Vatanına, milletine, bayrağına, devletine, milli ve manevi değerlerine sımsıkı bağlı, koltuktan güç alan değil koltuğa her yönü ile güç veren bir bilim insanı gerçeği karşımızda…
Çalışıyor…
Eğitiyor…
Öğretiyor…
Geliştiriyor…
Vizyon yüklüyor…
Seviliyor…
Sayılıyor…
Örnek oluyor…
Şehri ile birlikte yaşıyor…
Cumhurbaşkanın yolundan yürüyor…
Ve en önemlisi “CESUR YÜREK” olarak karşımızda duruyor…
Öyle bir kadın ki…
15 Temmuz hain darbe gecesi sokaklara inen bir bilim insanını konuşuyoruz…
Bilim dünyasının büyük bir bölümünün FETÖ karşısında sesi soluğu çıkmazken, hatta bir kısmının biat ettiği günlerde, o gözü pek cesur yürek bir kadın olarak ortaya çıkmış…
Bir düşünün…
FETÖ’nün ağırlığını koyduğu dönemde rektör adayı iken 15 temmuz öncesi parelel yapıya karşı açıklamalarıyla gündeme gelen ve bu nedenle seçimi kaybeden bir bilim insanı…
O gün kaybetti…
Ama o gün kaybederken, asıl kazanın kendisi olduğunu gösteriyordu…

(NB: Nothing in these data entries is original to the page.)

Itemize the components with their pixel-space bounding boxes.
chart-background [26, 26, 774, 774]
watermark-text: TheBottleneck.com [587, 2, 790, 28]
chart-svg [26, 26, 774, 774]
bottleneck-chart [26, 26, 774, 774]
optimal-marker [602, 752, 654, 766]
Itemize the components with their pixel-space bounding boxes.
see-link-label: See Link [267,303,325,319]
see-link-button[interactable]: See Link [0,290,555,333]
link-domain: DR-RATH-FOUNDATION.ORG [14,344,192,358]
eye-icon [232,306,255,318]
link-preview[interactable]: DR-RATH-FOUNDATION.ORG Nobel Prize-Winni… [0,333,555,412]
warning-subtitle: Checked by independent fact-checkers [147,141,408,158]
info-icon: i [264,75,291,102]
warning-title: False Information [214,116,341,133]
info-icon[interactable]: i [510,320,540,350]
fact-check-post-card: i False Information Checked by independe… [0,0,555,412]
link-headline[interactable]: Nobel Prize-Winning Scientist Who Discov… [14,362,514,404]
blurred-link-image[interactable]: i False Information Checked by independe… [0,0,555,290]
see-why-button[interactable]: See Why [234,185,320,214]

Cumhurbaşkanı Recep Tayyip Erdoğan, hakkın teslimini yaparak bu cesur yürek, son derece liyakat sahibi bilim insanı Aysun Hoca’yı Malatya Turgut Özal Üniversitesine rektör olarak atadı…
Ve evelallah o da kendisini mahcup etmedi…
Üniversiteye kısa sürede Tıp Fakultesi kazandırılması ve üç fakültenin aktif hale gelerek öğrenci alınması ve milli yerli yazılım ve ürünlerle gündeme geldi.
Rektörlüğe atandığı zaman burun kıvıranlar, şimdi Aysun Hoca’nın hem yaptıkları hem de milli ve manevi duruşu karşısında şapka çıkarıyorlar…
Tanıdınız mı şimdi Rektör Aysun Bay Karabulut'u?